Par ailleurs, concernant les plus values immobilières résultant de la cession du bien, celles-ci restent soumises à l’impôt sur le revenu. L’exonération est possible sous certaines conditions. Par exemple, pour en bénéficier, il faut que le bien  en question soit la résidence principale du cédant.

Quel régime d’imposition choisir ?

Parmi les régimes fiscaux existant en matière d’investissement locatif, il est conseillé de choisir la location meublée professionnelle.
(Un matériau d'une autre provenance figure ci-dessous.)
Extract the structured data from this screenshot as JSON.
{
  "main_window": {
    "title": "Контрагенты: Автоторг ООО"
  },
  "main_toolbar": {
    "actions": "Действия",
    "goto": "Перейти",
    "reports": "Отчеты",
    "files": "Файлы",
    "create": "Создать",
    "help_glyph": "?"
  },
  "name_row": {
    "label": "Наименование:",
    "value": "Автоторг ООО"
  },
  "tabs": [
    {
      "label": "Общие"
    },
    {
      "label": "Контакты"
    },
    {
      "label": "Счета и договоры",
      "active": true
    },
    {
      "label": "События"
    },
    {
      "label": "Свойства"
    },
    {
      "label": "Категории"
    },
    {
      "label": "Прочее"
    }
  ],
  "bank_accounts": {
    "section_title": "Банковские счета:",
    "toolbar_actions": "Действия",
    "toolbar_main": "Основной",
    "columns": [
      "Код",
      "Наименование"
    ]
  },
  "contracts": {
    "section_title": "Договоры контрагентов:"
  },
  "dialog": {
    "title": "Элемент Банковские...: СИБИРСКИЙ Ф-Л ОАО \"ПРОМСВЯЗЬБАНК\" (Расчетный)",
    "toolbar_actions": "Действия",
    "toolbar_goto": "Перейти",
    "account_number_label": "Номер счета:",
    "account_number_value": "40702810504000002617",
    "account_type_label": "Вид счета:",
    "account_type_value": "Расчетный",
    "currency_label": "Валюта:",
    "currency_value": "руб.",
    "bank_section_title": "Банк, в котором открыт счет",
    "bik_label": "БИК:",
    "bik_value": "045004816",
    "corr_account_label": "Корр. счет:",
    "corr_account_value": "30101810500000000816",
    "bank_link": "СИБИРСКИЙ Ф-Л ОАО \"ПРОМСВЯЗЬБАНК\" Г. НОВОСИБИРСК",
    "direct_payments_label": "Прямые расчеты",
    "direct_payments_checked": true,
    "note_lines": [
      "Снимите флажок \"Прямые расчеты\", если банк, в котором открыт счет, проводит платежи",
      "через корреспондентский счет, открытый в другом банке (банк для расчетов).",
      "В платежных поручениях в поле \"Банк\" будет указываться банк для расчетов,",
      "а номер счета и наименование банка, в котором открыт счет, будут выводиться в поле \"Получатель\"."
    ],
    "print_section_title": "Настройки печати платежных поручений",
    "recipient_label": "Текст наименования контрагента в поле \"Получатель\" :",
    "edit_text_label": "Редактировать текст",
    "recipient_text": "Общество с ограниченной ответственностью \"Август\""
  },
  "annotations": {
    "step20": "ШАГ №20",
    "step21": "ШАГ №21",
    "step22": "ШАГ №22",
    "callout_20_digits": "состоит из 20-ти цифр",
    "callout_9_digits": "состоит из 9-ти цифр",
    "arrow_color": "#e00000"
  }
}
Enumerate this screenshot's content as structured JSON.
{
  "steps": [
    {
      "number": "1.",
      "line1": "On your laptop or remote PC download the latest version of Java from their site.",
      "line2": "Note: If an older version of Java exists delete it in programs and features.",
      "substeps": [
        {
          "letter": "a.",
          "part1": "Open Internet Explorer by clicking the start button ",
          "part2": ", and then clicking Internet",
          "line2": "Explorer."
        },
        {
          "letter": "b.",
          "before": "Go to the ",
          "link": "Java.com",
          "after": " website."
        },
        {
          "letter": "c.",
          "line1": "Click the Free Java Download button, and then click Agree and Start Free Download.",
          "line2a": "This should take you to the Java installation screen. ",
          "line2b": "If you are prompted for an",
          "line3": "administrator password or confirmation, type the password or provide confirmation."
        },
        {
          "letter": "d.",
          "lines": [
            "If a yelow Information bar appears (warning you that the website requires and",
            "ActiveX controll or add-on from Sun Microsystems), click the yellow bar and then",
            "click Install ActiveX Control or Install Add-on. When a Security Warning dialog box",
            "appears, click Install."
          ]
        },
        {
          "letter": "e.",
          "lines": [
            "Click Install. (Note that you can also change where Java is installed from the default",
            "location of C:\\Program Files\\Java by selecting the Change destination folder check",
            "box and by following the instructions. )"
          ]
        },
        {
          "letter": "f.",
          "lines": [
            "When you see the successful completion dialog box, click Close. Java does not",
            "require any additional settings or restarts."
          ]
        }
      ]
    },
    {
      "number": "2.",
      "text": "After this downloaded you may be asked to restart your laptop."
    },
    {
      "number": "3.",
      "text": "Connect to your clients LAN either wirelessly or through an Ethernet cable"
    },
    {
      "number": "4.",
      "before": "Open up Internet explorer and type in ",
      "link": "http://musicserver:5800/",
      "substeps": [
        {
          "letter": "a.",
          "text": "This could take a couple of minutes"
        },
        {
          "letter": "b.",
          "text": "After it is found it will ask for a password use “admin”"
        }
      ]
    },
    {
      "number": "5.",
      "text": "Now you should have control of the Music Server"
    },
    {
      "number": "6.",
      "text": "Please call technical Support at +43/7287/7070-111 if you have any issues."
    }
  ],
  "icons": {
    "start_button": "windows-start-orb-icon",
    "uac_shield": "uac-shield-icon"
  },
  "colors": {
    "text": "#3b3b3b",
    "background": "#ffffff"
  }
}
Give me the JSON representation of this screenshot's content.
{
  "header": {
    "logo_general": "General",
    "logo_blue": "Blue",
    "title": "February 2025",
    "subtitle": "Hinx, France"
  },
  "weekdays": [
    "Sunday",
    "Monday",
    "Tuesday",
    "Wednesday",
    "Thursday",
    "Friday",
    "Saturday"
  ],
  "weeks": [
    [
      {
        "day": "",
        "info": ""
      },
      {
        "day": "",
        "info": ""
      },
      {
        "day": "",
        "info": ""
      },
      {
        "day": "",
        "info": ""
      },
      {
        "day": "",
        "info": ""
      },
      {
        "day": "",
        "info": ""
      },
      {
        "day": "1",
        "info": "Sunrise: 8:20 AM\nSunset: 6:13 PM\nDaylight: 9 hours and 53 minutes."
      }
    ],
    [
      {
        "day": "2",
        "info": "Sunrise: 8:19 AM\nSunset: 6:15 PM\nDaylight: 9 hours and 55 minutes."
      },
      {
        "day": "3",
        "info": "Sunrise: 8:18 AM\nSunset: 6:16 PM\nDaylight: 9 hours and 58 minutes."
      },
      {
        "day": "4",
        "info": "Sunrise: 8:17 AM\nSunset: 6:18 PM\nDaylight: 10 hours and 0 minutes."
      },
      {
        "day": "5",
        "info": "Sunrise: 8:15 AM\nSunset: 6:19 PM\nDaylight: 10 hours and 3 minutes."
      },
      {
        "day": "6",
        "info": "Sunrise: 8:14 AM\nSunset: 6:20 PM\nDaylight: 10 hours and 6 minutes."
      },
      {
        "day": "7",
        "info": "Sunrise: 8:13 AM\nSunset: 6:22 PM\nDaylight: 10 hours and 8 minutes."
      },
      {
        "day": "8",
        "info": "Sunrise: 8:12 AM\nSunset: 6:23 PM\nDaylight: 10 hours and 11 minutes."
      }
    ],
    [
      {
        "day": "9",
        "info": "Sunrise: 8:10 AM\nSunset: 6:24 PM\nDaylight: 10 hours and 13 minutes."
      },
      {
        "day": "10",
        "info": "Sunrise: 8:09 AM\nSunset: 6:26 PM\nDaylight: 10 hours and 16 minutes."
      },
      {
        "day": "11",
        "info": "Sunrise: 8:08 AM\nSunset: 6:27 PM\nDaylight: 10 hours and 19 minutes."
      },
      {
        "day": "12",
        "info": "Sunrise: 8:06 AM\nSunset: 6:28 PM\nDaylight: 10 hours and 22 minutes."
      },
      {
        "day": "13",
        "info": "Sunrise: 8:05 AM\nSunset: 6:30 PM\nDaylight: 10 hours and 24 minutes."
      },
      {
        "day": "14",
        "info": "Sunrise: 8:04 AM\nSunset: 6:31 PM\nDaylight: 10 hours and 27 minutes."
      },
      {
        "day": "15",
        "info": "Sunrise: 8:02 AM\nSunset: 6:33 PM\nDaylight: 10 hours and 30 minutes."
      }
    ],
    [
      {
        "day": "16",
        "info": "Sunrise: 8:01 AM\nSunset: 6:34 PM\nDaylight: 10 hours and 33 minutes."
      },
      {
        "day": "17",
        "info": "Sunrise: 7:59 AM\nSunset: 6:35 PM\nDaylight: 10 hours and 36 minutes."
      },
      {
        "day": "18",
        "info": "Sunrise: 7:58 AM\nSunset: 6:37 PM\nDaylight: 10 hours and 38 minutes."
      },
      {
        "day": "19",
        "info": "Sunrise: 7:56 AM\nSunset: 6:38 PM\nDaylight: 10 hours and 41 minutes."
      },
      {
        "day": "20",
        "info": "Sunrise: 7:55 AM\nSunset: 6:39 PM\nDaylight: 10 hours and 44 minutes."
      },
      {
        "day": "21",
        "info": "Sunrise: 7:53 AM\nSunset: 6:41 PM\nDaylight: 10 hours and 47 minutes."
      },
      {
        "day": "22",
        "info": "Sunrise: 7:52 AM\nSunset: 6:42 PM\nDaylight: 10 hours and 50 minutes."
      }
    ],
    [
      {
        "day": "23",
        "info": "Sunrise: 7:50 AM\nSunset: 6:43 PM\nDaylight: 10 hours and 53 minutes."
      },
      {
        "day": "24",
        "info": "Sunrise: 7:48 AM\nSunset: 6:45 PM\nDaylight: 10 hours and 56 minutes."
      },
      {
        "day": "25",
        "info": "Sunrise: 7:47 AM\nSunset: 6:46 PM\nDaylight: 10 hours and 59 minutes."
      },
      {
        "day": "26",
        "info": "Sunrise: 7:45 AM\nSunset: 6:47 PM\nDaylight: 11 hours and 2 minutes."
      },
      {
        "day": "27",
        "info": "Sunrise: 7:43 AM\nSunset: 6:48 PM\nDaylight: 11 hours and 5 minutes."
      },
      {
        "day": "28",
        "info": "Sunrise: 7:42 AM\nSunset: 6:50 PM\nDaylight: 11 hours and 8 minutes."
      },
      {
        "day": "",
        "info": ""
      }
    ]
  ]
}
Ce statut a l’avantage d’offrir au propriétaire la déductibilité des dépenses amortissables (travaux, meubles, montant du bien acheté, etc.), ou encore en déficit direct (intérêts d’emprunt, charges de copropriété, frais, d’agence, taxe foncière, notaire, etc.).

Le statut LMNP permet ainsi au propriétaire de bénéficier d’une base de revenus locatifs imposables réduite à 0 € pendant plusieurs années. Cela est avantageux dans la mesure où il est possible de dédier la totalité des revenus locatifs au remboursement du crédit ou à l’augmentation de l’épargne.

FAQ

Le contrat d’une location meublée est d’une durée d’un an. C’est la durée imposée pour un logement utilisé comme résidence principale du locataire. Si le locataire est étudiant, ce délai peut être ramené à 9 mois. Un préavis d’un mois est obligatoire dans les deux cas. Le propriétaire pourra alors mettre fin au bail à tout moment.